Le gouvernement guinéen fait face à beaucoup de mouvement de revendications, notamment sur le plan éducatif. Après la mise à exécution des menaces de grève des étudiants guinéens au Maroc et en Tunisie ce mercredi, 11 mai 2022, pour dénoncer le non paiement de leurs bourses d’entretien depuis 8 mois, c’est au tour de ceux des universités publiques de Guinée de brandir des menaces.
Ce mercredi notre rédaction est entrée en contact avec le chargé de communication du bureau national des étudiants. Ce dernier nous a fait comprendre qu’ils n’ont pas été payés depuis le début de l’année, soit 4 mois maintenant. Mathos Sonomou qui est revenu sur la situation dans laquelle ils vivent, donne jusqu’au 15 de ce mois au gouvernement pour agir, faute de quoi, ils prendront des « dispositions ».
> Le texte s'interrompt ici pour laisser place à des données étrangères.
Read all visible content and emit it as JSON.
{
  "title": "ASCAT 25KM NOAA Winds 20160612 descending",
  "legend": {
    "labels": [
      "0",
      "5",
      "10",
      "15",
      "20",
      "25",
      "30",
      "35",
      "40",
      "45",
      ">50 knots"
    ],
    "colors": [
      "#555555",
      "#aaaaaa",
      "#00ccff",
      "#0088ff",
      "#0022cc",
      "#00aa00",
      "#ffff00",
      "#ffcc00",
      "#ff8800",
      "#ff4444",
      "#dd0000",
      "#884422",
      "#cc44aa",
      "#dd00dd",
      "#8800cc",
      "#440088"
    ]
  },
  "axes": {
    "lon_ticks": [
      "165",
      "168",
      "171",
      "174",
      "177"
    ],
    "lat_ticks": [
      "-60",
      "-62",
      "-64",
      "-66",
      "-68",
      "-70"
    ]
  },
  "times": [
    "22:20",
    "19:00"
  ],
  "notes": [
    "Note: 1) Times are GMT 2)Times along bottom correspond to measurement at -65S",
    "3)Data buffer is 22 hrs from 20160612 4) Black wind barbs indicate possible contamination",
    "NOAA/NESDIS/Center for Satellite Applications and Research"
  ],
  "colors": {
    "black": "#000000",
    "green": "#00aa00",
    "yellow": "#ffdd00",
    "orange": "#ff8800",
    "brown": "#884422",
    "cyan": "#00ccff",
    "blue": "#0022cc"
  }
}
« Ça fait déjà quatre (4) mois que les étudiants ne sont pas payés, imaginez depuis février. Il faut savoir qu’il y a beaucoup d’étudiants qui sont à Conakry et puis dans les autres régions qui vivent de ça. Les parents ne peuvent pas les envoyer de l’argent chaque fois. Certains payent leurs loyers dans çà. À Conakry ici même c’est mieux mais à l’intérieur du pays, quand vous partez dans certaines zones les étudiants vivent dans une précarité. Donc les parents se débrouillent pour les envoyer un peu d’argent mais ils ne peuvent pas les envoyer à chaque fois. Donc ils comptent sur ces pécules-là pour pouvoir boucher certains trous. Je vois que l’éducation n’est pas une priorité pour le gouvernement guinéen et pourtant on dit chaque fois que l’avenir c’est la jeunesse (…) Mais si vous ne prenez pas soin de cette jeunesse-là comment le pays peut aller de l’avant ? Il faut que l’État revoie cette situation. Nous de notre côté, quand même, du collectif, nous attendons jusqu’au 15 de ce moi. D’ici le 15 si rien n’est fait nous allons prendre des dispositions vis à vis de cela. Et aujourd’hui nous recevons des appels des étudiants partout. « Quand est-ce nous allons être payé? » Certains mêmes veulent commencer à se révolter mais nous nous essayons d’apaiser parce que nous ne sommes pas là pour la violence. Nous essayons d’apaiser les consciences pour attendre et voir comment l’État va faire. Quand même d’ici le 15 si ça ne bouge pas nous allons prendre une décision », a laissé entendre Mathos Sonomou, chargé de communication du bureau national des étudiants.
Au niveau des autorités universitaires, nous avons pu joindre le secrétaire général de l’Université Général Lansana Conté de Sonfonia. Sory Condé, puisque c’est de lui qu’il s’agit, a confirmé effectivement que les étudiants n’ont pas reçu leurs pécules depuis 4 mois. Toutefois, il a rassuré que des dispositions sont déjà prises pour qu’ils puissent rentrer en possession de leur dû très prochainement.
« Oui! Oui! Mais le problème est sur le point d’être réglé par le gouvernement. Je crois que dans une semaine ça va être réglé. Ils n’en ont même pas besoin, le gouvernement vraiment s’est acquitté on est en train de prendre des dispositions. C’est-à-dire qu’on a reçu des ordres on est en train de pendre des dispositions à l’interne avec les comptables pour aller vers la banque centrale », nous a confié Sory Condé, secrétaire général de l’UGLC de Sonfonia.
À signaler que les étudiants de la licence 1 sont payés à 95 000 GNF, la licence 2 à 100000 gnf et ceux de la licence 3 à 315000 gnf.